I want to recursively produce the vertices (points) of a unit n-hypercube (for the sake of clarity, just a cube here). The idea is to specify the points of the cube by recursively going through the x, y, and z components. Why not just use nested for-loops? Recursion is intrinsically swag. This is my function:
var points = [];
function makeCube(d, point) {
console.log(d,point);
if(d == 0) {
points.push(point);
} else {
extension1 = [...point];
extension1.push(0);
extension2 = [...point];
extension2.push(1);
makeCube(d - 1, extension1);
makeCube(d - 1, extension2);
}
}
I call makeCube(3, [])
. The console reads this:
[Log] 3 – [] (0) (sketch.js, line 57)
[Log] 2 – [0] (1) (sketch.js, line 57)
[Log] 1 – [0, 0] (2) (sketch.js, line 57)
[Log] 0 – [0, 0, 0] (3) (sketch.js, line 57)

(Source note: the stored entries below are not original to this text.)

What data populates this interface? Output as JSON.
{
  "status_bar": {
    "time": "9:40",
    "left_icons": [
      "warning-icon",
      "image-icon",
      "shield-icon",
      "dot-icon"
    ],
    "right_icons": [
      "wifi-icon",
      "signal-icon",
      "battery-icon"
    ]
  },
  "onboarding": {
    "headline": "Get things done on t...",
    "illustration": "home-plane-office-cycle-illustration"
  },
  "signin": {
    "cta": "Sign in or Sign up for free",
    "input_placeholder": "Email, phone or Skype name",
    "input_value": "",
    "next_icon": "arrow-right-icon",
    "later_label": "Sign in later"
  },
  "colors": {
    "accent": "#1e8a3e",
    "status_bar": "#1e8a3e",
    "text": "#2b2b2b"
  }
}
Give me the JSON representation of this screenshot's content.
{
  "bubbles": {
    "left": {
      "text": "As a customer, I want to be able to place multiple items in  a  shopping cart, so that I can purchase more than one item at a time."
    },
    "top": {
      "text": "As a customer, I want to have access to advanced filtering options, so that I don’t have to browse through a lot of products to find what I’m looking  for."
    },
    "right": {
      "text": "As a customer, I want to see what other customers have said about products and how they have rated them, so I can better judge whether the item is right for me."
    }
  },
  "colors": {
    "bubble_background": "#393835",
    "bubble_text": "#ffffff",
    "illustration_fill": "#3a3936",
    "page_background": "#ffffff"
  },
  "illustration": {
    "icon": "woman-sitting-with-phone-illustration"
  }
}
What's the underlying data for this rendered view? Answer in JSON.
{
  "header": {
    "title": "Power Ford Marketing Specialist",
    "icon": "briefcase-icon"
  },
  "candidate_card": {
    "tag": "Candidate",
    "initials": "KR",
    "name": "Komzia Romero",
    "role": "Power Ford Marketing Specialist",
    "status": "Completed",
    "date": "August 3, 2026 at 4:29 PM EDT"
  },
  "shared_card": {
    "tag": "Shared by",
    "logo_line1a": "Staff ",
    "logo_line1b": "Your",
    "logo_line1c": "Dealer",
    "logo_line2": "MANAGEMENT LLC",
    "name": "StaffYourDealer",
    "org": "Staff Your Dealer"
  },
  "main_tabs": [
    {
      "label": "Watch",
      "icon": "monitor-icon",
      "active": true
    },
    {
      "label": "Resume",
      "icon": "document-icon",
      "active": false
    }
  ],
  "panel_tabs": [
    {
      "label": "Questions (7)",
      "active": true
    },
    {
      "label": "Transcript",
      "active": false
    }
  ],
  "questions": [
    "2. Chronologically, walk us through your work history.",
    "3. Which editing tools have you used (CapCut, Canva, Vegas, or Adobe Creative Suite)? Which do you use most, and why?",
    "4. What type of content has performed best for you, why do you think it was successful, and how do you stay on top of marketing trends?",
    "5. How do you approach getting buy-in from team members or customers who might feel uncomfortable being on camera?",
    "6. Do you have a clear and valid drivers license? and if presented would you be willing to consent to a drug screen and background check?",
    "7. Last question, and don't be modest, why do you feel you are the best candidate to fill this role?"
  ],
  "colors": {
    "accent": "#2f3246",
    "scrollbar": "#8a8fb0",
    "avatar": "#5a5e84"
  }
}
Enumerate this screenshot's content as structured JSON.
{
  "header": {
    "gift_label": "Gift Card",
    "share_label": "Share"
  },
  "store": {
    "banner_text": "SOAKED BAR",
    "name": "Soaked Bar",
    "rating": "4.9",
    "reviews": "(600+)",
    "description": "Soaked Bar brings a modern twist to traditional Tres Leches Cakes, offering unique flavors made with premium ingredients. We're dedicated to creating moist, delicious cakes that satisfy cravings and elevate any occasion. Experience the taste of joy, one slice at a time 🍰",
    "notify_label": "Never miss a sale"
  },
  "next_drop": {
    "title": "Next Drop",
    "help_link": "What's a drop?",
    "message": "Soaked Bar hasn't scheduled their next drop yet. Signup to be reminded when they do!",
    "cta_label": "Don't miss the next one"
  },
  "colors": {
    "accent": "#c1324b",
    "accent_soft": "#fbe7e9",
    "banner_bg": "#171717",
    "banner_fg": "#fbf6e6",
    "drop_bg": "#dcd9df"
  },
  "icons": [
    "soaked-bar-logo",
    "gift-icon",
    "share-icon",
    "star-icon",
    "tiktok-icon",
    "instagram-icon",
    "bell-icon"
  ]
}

[Log] 0 – [0, 0, 1] (3) (sketch.js, line 57)
[Log] 1 – [0, 0, 1] (3) (sketch.js, line 57)
[Log] 0 – [0, 0, 1, …] (4) (sketch.js, line 57)
etc...
When d is 1, there should only be 2 entries in the array, not 3! When d is 0, there should be 3, not 4. The second array in the lowest level is being carried up a level somehow. I made a point of copying the extension arrays rather than setting them equal to the old one, so I don’t understand what’s going on.